To view this discussion on the web visit https://groups.google.com/a/riscv.org/d/msgid/fw-exchange/666cee68-4b05-496a-b5bb-c81012f65ea7n%40riscv.org.

[Jingyu Li]

Hi Andrei,

Answers to your questions:

On Sunday, September 10, 2023 at 5:25:15 AM UTC+8 andrei.w...@intel.com wrote:

Jingyu,

A few follow up Qs:

1) Did my comments on the handling of your device I/O regions (with bit 38) make sense? Do you acknowledge that a non-1:1 mapping of MMIO regions is not a violation of the identity mapping requirements seen in UEFI spec?

A1)  Your comments give us some ideas. And we have not adopted the MultiArchUefiPkg on SG2042 yet.

"Make drivers aware that physical address of a device’s registers != actual address to use.   For platform devices, e.g, passing the virtual address to RegisterNonDiscoverableMmioDevice instead of physical.  For PCIe devices, you might need to hack up the PCI stack so that the reported BAR values are sign extended ones, not physical ones."  

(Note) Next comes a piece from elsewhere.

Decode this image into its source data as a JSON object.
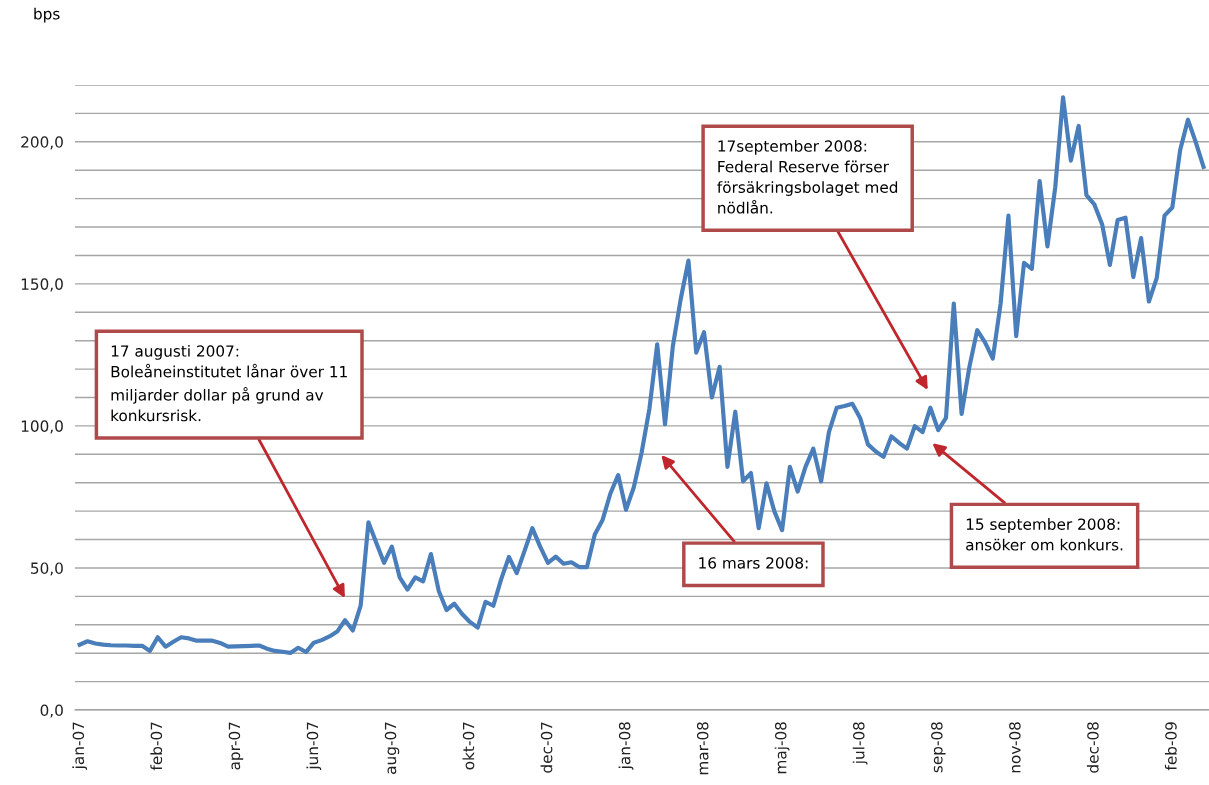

—— The proposal above is exactly the solution we have taken. Specifically, UEFI is booting using a Micro SD card on SG2042 currently, so the SDHI/EMMC driver is RT DXE. The SDHI/EMMC initialization is in the phase after enabling MMU. We pass the actual virtual base address of SD to ensure the read/write is correct. But for the UART driver, only use the SBI Legacy Extension -- sbi_console_putchar & sbi_console_getchar to keep getting the output from the serial port because the ordinary serial port driver needs to modify the base address from the physical address to the virtual address after enabling the MMU.

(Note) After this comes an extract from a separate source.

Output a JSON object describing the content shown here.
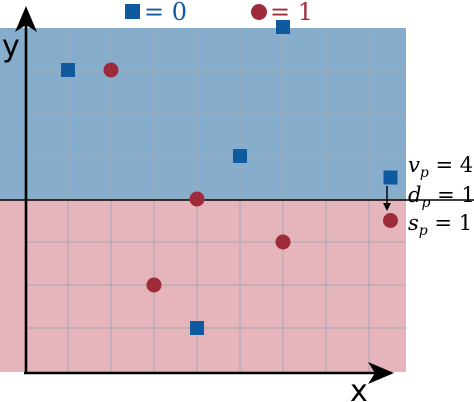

For the MMIO regions of the runtime services, non-1:1 mapping has the above solution. So maybe is not a violation of the the identity mapping requirements seen in UEFI spec?

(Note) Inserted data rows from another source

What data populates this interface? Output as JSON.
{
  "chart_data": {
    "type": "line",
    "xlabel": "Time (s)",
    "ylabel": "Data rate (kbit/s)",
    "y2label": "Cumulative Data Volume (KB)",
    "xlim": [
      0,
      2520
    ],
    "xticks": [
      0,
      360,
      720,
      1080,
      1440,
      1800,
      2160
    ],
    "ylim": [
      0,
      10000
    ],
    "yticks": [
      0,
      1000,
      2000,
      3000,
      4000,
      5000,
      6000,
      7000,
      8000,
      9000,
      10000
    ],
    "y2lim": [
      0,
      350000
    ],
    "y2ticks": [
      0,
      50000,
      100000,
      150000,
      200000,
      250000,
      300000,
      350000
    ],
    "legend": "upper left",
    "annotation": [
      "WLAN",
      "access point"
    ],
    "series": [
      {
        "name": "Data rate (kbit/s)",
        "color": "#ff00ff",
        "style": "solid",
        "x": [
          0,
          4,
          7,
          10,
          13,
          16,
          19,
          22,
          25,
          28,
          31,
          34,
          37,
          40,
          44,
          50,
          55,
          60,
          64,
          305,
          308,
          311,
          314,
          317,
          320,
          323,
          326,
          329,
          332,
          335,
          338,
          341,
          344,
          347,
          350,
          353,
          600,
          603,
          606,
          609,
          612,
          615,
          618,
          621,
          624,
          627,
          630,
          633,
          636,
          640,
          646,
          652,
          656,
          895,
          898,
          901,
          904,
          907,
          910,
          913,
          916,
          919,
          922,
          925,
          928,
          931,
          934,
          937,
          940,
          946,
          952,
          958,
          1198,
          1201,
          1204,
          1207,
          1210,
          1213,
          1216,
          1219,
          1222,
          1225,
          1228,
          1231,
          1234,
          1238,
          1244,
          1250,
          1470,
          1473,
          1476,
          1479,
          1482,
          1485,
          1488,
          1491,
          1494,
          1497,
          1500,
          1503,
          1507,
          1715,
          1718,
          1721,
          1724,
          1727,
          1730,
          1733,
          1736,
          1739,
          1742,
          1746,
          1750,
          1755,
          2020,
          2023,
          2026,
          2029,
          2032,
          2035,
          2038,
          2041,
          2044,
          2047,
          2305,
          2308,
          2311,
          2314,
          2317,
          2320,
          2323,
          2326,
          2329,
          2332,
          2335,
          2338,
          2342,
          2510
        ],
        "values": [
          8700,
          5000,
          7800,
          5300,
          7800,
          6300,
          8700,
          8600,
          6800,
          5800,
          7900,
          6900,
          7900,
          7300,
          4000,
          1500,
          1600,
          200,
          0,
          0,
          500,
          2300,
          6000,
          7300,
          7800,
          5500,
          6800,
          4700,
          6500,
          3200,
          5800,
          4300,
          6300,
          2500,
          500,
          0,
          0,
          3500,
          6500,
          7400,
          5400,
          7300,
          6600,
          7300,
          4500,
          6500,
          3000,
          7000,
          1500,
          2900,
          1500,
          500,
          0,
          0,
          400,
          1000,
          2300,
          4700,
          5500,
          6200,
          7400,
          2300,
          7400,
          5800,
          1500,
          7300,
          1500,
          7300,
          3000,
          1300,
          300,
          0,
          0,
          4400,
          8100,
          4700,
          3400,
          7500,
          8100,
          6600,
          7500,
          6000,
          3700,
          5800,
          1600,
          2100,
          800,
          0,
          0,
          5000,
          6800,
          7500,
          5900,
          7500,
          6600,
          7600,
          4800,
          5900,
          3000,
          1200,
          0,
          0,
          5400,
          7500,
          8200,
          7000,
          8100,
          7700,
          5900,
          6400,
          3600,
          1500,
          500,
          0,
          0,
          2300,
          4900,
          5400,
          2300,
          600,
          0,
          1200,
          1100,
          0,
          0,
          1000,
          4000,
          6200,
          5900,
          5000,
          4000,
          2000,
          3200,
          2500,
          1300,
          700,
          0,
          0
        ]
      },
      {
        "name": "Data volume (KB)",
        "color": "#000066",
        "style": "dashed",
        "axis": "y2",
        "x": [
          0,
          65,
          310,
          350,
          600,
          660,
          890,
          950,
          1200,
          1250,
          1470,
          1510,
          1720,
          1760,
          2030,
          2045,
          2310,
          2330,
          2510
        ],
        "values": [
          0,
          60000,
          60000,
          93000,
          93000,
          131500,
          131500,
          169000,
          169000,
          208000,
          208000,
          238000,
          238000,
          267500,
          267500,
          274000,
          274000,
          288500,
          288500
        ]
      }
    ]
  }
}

2) Do you acknowledge that you must perform cache maintenance, as part of allocating a non-coherent buffer, to avoid stale state from the cache to accidentally getting flushed back to RAM (and I suppose, depending on how the cache is implemented, to avoid cache hits on stale data, too...).

A2)    According to the two cases described above, cache maintenance really must be performed. 

However, it is important to emphasize that it has not yet been checked that the page tables for uncached memory are created as expected. We are trying to figure that out.

(In my view, a device DMA does not need to perform cache-related operations as long as it allocates non-cacheable memory?)

Do you have the code up somewhere? Perhaps we can eyeball the issue...

A3) Sorry, the code is not ready to push on our repository.   However, we are planning to check and push our code to provide the public link soon.